Imagine mowing a lawn in the middle of a Georgia summer. Imagine re-shingling someone’s roof when you barely know how. Imagine cleaning a house again and again, learning the meticulous details of how its owner wants things to look and knowing you will be chastised and maybe sent away if you fail even once. These are some things one might have had to do in order to learn conjure while living at a rootworker’s home during one’s teenaged years.
Imagine, further, learning an entirely new language, researching the culture of another country and making meticulous connections on social media platforms only to go and visit a place to be told, in that language you speak poorly, that you will not be taught anything. Your effort was for nothing. If you have the heart for it, you return back to the drawing board and try to find the next mentor.
Imagine putting up with the stereotypical curmudgeon wizard’s ranting, debasements and outdated social notions in the effort to learn how he did it. Your gritted-teeth patience pushed to the razor’s edge every day, you still find it worth it when those kernels of magical truth enhance your own practice. You look back, years gone, and say it was worth it.
So many things had to be done to learn magic in times gone. You’d wade through shit book after shit book. You’d maybe talk to your peers on some early-internet forums and hope to glean some insight. You may have been lucky enough to be born into a family of practitioners or geographically near enough to one to be taught something, maybe not even something as good as you’d hoped it would be. Regardless of how you did what you did, learned what you learned, you had to put your yards in…
At least some people did. What’s more honest is that for every one who did, a dozen exist next to them more-or-less taking up space in the occult, then as now, doing precious little and training hardly at all. Yet, in a world of people who have all the gusto in the world to complain about how people selling courses, mentorship, books and everything else, rarely is it said aloud that we live in a golden age of information about magic. Rarely is this appreciated. To that end, allow me to appreciate and elucidate in equal measure.
It’s been said by the detractors of people making a living doing a cool job (magic, teaching magic, selling amulets, etc) and being happy that all one truly needs is to browse Esoteric Archives and one will have all the information one needs to build a complete and fleshed-out magical practice. Because the grimoire community isn’t already famous for spending years not doing the method in the book and, instead, arguing over the finer points of lionskin belts and religion. Right. Very cool, guys.
Those same sorts might also talk a lot of fiction about how a true “adept” would never charge for instruction. I imagine the ideal in their minds is that they’d meet an old, wise and remarkably similar to themselves (except older and cooler) magician who takes them under his wing and shows them the world. No thought is given to how nothing is free. I bet they wouldn’t even be willing or able to mow his lawn for him because that doesn’t fit into their comfort-fantasy about how it’d all go down.

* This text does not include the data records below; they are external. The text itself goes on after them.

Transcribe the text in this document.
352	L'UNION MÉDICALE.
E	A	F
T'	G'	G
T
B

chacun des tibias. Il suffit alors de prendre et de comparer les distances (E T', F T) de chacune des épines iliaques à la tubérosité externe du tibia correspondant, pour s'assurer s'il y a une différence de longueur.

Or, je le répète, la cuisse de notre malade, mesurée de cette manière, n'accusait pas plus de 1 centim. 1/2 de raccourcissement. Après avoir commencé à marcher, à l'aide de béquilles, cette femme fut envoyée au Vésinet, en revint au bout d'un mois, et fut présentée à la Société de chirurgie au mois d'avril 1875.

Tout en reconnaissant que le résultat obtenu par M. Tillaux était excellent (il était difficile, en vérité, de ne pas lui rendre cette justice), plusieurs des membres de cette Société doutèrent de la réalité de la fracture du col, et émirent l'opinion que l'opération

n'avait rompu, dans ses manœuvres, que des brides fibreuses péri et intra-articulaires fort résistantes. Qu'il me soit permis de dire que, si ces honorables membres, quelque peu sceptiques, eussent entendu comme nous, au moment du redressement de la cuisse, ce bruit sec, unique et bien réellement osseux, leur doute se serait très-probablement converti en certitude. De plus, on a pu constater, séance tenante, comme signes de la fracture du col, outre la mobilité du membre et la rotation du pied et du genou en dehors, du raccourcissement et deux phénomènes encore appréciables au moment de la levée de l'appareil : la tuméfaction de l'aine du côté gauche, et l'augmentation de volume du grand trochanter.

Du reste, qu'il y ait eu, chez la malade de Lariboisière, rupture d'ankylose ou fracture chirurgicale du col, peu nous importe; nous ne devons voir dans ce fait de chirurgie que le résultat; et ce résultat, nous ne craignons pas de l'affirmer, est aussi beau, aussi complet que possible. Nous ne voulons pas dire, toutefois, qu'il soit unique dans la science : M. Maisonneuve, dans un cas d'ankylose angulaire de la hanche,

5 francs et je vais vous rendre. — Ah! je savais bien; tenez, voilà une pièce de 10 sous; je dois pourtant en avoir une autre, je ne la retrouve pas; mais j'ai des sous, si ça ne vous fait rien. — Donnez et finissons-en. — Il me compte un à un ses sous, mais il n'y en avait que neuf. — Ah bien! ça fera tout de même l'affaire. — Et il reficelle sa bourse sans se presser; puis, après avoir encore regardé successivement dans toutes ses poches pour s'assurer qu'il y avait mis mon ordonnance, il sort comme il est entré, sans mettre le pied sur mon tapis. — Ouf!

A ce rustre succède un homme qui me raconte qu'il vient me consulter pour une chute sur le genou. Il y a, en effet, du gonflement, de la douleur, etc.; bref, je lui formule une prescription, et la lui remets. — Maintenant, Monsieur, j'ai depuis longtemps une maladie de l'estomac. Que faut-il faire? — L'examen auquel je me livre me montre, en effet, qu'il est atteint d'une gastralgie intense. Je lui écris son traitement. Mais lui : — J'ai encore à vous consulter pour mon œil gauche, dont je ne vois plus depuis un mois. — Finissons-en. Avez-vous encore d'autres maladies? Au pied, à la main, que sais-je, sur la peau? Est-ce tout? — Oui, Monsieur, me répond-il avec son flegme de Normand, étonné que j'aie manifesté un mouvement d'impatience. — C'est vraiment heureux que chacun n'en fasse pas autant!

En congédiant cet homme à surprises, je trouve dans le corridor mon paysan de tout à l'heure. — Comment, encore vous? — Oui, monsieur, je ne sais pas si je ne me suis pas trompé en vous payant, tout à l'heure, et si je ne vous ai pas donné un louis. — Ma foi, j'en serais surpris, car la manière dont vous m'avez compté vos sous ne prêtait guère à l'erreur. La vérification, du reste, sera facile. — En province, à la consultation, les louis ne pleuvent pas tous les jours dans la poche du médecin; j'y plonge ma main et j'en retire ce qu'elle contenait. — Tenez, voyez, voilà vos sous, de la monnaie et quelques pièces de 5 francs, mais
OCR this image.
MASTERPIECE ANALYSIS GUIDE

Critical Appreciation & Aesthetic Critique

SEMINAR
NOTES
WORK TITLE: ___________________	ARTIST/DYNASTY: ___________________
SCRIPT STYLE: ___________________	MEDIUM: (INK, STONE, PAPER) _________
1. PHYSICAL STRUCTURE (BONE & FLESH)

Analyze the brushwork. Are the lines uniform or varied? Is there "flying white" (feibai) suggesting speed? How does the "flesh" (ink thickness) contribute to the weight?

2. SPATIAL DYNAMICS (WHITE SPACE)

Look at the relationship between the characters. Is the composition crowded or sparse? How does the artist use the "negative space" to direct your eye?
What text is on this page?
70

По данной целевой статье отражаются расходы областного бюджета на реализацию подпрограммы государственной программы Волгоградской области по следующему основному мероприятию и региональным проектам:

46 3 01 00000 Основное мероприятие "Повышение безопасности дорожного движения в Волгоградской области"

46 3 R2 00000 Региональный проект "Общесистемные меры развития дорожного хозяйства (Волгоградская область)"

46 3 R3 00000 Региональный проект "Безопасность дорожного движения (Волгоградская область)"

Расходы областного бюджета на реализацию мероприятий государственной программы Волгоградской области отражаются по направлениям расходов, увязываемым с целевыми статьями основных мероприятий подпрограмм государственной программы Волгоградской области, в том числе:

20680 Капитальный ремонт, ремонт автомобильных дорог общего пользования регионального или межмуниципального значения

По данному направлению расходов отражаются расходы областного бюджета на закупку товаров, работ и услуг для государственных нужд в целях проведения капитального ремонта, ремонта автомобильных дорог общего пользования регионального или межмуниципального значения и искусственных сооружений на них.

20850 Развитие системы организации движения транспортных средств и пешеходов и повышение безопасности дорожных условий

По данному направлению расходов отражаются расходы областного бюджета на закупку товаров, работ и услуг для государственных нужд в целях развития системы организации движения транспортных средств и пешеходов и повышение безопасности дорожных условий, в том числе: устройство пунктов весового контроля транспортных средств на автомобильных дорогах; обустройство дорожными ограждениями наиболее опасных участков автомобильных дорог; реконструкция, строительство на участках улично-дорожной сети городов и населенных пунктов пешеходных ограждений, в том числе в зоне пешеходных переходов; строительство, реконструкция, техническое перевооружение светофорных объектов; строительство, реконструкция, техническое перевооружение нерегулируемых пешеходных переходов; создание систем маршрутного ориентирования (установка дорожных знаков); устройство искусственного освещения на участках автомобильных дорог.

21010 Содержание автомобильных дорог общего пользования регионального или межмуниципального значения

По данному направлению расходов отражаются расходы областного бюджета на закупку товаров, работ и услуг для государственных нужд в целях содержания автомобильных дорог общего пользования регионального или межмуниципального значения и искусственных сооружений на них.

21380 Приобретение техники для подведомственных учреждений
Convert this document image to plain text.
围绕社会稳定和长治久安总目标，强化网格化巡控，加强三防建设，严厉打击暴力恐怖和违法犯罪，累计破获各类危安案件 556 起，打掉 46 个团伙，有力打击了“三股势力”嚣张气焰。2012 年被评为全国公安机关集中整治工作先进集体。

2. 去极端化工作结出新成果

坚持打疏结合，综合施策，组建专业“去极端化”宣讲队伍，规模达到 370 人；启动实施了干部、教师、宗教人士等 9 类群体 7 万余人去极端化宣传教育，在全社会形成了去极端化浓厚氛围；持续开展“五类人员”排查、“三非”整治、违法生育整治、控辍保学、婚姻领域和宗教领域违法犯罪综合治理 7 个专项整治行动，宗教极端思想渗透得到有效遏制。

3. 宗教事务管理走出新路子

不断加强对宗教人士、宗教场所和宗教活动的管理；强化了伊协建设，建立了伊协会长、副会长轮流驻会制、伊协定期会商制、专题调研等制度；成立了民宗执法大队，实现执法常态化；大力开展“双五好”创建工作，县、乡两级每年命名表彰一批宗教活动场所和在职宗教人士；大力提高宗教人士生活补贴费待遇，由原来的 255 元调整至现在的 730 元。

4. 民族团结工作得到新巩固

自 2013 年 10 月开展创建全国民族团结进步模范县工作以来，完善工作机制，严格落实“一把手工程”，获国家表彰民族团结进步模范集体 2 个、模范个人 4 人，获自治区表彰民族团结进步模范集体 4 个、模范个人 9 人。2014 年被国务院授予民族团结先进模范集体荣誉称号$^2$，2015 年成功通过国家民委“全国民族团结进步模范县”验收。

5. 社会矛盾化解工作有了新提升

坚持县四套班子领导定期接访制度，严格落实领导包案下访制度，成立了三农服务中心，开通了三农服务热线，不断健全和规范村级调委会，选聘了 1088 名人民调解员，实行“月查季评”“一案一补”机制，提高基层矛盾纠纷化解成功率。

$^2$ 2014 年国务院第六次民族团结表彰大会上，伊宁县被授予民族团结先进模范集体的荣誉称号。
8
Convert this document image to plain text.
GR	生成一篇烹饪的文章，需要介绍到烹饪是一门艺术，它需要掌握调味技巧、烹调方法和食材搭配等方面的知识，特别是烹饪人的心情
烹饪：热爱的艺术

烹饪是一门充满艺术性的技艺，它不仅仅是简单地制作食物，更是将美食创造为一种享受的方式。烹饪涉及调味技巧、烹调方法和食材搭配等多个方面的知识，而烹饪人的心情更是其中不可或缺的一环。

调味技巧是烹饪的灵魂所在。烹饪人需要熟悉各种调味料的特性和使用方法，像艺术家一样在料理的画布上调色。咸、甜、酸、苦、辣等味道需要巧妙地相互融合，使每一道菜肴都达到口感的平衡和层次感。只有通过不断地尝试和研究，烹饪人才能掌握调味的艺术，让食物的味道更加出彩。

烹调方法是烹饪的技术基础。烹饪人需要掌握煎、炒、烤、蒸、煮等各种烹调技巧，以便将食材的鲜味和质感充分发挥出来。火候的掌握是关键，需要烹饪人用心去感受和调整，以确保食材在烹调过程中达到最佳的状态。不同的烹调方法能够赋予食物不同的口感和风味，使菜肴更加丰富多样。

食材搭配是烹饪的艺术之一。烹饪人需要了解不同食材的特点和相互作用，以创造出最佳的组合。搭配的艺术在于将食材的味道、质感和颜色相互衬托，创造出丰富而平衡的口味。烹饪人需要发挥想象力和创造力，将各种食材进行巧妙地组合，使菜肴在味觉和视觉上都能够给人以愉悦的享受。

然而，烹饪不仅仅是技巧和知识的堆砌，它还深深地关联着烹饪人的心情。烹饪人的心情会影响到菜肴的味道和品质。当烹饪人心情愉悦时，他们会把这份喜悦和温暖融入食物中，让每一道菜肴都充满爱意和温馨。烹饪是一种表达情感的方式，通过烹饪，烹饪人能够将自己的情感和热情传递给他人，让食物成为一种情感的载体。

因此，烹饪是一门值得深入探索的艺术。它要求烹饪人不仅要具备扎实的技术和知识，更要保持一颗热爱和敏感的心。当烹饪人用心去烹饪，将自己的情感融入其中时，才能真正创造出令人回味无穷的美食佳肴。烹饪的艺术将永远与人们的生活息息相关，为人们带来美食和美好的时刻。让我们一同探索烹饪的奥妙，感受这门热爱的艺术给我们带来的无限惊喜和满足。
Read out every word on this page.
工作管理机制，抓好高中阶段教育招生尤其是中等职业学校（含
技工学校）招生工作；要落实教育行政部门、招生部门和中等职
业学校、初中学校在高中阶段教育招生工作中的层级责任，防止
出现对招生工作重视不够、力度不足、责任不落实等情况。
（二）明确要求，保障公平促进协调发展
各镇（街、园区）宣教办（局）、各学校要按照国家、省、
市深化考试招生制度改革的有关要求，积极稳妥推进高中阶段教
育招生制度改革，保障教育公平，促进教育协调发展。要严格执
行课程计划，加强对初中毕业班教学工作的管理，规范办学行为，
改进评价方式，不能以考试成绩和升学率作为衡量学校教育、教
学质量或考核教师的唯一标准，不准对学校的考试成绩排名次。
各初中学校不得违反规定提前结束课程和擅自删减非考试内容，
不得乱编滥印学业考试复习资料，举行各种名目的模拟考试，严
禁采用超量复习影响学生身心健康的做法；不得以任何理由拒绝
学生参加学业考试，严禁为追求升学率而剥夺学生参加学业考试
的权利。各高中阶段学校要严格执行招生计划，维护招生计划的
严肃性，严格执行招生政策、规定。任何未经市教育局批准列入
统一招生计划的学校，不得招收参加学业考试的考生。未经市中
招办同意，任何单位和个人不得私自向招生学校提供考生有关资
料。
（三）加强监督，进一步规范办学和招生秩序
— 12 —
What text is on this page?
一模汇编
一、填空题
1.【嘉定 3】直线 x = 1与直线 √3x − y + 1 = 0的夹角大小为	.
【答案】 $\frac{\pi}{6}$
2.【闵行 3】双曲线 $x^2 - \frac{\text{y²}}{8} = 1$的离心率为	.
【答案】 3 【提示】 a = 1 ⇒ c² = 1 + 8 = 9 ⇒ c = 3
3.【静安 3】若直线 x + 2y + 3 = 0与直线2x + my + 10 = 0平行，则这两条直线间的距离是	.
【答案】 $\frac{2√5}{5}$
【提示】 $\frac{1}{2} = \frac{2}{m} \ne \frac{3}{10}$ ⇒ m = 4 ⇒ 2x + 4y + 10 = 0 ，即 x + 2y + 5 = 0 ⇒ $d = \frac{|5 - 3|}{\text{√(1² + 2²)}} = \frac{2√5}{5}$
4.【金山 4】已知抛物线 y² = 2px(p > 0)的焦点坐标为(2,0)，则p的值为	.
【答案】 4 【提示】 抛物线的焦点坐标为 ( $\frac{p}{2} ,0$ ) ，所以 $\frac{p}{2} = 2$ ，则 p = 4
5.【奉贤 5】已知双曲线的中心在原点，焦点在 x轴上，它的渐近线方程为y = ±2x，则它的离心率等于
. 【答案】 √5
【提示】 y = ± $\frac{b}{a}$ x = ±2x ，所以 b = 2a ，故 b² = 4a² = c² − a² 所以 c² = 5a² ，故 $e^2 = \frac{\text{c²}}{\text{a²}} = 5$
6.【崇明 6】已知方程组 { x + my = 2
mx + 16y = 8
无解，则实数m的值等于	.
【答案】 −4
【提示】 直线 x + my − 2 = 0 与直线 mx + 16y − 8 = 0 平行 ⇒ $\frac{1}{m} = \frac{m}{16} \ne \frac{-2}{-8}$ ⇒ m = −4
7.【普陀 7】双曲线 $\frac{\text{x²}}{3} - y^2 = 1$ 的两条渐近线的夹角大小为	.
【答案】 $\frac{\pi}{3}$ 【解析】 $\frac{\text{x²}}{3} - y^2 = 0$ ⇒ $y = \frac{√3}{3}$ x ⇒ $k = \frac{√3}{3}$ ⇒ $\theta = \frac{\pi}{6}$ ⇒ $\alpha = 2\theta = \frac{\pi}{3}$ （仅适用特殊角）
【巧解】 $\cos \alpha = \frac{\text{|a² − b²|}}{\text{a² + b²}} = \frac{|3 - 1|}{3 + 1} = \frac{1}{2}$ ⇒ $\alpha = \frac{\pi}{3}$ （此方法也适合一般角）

I’ve often wondered if some of the classic authors we adore wouldn’t also be selling classes and mentorship if they’d been alive during this point in history. I think they would. Hero-worshippers probably disagree but, then again, people hero-worship Crowley and that’s never made sense to me. No accounting for taste, I suspect. Easy to deride an entire era of time without accepting that our eras shape us and our behavior thoroughly and deeply.
Living today means being able to not just content yourself to trawl free (or pirated) PDFs of manuscripts but, rather, being able to buy and actualize more useful and workable magical training from the comfort of your own home than ever before. Entire communities of practitioners grow around these classes and, while it’d be a stretch to say everyone is a goldmine of useful information or even willing to do the training they pay for very well, plenty of idea sounding-boards exist for the aspiring student.
While autodidactism is real, useful and during periods inevitable, having a teacher or teachers who you can literally pay to provide direction is priceless. In the sense that magic is, for some reason unknown to me, held to a different standard than anything else, let me provide an example in a mundane way. A person can teach themselves a musical instrument. They can learn by ear in a painstaking way. They can learn from method books which is a bit better. They can learn from free YouTube videos which is also good. All of these things can, and do, create excellent musicians.
But what creates better ones? Lessons. Workshops. Musicianship clinics. Things one pays for and actively internalizes, at this point, from the comfort of one’s own home often. This is seen as an entirely reasonable progression and rarely does one find someone decrying the selling of online guitar tutelage packages, for example. I have often asked what the genuine difference is between magic and all other skills and have rarely gotten a satisfactory answer. I fear I won’t in this, either.
It’s amusing to me that people whose lives don’t really seem terribly magical and who are, in many cases, decades-in lodge magicians who got their first taste of PGM sorcery a few years ago, will be the first to decry someone making a living teaching methods that routinely get positive feedback as, wait for it, sorcerous technology that actively works and changes lives. It seems like sour grapes to me. Seems like the lady doth protest and all that.